Like other news outlets, it is starting to use software to write some commodity stories, which is supposed to give human reporters more time to do more interesting stuff. It is encouraging readers to create their own posts and updates, and to get other readers to comment on them. It is planning syndication deals with other publishers that want to distribute their stuff on Patch sites. And while Hale is a big advocate of a free, ad-sponsored business model, Patch is playing around with a membership program for the sites’ biggest fans.

The truth is that Patch in 2019 is not that far off from the pitch former AOL CEO Tim Armstrong used to deliver when he was proselytizing for Patch years ago: A mix of timely updates produced by a fast-typing team of local reporters, supported by ads for local businesses, on a platform designed to let local readers and advertisers load their own stuff onto the site.

One big difference between the two eras, say Patch employees, is that the new Patch is more thoughtful about where it deploys resources.

For instance, under AOL’s ownership, Patch didn’t want to open a local site in Joliet, Illinois, a city of 150,000 people 30 miles south of Chicago. At the time, Patch hoped to focus on more affluent targets like Montclair, New Jersey, a New York City commuter town. “They had a list of criteria that you would use to launch Patches. It made sense but it was also self-limiting,” says Patch editor-in-chief Dennis Robaugh.

But under Hale, Patch launched a Joliet site and found success: Robaugh says the site, staffed by a writer who grew up there, generates 2.5 million page views a month for its stories and has roughly a third of the town signed up for the site’s Facebook page.

Hale Global specializes in distressed assets, and it’s reasonable to wonder about what it will do with Patch now that it is no longer distressed. (Don’t take my word for it: Patch has been telling people about its turnaround for years.)

Verizon, which now owns the company that used to be AOL, holds a minority stake in the company, but Verizon doesn’t seem interested in the media business anymore.

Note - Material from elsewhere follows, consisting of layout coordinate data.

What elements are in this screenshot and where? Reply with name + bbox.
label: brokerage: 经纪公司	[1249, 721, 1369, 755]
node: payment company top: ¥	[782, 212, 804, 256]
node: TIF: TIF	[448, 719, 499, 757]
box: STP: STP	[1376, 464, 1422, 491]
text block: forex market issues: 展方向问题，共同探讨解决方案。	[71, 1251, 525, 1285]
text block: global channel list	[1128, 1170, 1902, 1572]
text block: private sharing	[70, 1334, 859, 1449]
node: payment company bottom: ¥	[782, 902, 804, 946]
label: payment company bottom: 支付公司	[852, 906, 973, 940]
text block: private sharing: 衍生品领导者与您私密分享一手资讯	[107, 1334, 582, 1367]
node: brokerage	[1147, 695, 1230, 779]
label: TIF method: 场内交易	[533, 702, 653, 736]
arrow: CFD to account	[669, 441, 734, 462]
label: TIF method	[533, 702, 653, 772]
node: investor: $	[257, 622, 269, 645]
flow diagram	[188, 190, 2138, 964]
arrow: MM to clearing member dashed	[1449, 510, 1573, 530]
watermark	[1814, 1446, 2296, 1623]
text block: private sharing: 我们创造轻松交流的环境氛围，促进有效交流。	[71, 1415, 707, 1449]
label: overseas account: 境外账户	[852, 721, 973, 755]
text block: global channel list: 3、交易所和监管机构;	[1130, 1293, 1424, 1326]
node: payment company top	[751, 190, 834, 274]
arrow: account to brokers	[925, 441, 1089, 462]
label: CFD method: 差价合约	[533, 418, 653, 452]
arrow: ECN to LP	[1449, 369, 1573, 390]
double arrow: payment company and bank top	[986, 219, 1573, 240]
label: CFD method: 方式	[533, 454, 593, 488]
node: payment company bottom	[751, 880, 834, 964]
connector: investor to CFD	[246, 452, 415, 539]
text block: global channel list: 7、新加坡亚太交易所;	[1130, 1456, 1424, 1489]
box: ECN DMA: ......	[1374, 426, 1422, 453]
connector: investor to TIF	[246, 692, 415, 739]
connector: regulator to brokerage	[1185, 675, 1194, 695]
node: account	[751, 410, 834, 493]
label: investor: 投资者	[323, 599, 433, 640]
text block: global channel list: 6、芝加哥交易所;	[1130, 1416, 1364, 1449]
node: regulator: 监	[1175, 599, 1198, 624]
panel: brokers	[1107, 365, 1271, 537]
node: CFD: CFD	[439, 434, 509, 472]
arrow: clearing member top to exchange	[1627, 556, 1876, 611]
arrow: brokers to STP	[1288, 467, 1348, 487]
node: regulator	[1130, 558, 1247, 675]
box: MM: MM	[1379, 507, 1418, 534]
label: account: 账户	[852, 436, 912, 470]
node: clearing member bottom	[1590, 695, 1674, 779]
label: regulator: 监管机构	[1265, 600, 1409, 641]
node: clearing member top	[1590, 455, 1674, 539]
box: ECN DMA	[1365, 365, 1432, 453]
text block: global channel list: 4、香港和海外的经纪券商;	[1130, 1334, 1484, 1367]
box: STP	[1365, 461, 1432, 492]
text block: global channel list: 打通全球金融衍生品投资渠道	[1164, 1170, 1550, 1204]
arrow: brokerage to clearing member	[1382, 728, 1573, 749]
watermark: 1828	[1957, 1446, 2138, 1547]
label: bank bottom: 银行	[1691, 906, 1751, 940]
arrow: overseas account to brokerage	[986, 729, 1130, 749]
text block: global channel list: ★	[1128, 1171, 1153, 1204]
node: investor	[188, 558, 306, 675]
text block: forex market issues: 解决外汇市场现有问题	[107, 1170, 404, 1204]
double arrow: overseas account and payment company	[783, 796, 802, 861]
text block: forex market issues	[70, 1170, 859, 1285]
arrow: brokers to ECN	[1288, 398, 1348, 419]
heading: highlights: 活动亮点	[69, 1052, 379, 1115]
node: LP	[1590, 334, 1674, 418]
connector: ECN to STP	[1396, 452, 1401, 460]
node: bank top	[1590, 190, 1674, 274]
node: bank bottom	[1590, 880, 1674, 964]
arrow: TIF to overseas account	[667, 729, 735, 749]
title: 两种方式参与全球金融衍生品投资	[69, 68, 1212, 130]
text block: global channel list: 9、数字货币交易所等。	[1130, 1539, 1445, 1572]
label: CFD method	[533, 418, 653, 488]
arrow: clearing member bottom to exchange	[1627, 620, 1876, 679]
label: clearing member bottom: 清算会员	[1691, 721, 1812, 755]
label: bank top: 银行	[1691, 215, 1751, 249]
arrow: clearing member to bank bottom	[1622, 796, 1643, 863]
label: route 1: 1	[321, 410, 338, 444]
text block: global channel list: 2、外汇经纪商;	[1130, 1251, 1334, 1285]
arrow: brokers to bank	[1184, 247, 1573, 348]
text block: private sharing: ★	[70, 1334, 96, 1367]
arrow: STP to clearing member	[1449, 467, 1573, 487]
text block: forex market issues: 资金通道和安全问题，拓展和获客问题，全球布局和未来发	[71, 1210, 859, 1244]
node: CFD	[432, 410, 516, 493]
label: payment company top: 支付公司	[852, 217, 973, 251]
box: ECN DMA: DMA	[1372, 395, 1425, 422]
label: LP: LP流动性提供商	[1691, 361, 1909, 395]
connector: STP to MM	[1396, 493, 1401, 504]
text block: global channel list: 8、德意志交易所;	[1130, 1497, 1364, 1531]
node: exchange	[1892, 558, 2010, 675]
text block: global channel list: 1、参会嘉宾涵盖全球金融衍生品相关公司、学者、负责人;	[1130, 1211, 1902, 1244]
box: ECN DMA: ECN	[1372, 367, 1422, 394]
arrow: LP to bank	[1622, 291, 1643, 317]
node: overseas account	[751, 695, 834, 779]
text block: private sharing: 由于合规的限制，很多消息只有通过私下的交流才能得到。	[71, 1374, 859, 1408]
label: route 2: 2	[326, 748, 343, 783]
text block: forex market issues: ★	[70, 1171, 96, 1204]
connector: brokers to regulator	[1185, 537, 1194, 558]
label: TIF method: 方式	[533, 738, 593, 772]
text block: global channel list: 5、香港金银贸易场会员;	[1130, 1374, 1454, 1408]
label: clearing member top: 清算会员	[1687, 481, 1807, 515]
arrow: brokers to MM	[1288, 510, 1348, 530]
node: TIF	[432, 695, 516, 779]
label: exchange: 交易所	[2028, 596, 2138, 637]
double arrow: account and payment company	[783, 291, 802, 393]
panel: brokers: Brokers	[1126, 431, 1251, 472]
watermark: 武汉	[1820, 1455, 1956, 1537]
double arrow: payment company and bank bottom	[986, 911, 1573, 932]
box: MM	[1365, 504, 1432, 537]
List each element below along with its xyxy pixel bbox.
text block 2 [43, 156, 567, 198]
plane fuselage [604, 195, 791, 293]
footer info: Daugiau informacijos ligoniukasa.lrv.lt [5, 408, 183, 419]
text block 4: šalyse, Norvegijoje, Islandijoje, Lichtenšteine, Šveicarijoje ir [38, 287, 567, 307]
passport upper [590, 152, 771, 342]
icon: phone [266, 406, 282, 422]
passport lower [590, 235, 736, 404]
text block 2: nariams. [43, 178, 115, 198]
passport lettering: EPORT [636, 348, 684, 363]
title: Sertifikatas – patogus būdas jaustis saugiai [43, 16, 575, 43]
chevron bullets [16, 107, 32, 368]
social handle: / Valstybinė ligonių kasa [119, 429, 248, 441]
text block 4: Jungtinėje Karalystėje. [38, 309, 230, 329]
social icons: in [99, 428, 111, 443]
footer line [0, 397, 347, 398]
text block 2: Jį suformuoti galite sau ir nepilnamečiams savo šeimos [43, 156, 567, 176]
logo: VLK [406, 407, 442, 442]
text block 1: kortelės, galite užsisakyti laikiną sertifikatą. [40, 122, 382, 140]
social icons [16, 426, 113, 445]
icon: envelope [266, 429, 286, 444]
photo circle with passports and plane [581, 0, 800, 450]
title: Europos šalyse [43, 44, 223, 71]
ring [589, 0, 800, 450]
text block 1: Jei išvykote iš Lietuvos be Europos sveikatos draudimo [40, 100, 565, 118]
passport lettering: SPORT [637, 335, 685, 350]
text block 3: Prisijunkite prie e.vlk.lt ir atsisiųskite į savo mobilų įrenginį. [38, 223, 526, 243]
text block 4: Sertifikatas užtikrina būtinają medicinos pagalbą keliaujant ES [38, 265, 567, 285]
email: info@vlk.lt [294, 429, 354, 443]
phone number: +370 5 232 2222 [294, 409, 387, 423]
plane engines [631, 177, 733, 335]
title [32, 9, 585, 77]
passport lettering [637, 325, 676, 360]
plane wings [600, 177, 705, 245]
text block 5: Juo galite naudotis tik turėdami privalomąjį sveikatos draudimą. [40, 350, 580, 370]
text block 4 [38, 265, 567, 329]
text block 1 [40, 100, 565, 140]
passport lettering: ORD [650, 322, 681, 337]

Perhaps a bigger company that is interested in news — like Gannett — might be interested in a low-cost, efficient platform.

On the other hand, the market for local news outlets doesn’t seem very frothy right now, so Hale says he’s not in a hurry to sell.

“I think we’re still in the cycle of people barfing over news, people hating ad-driven news. So people are sellers of news,” Hale says. “So as long as people are sellers, it’s a great time for us. I think it’s still time to build.”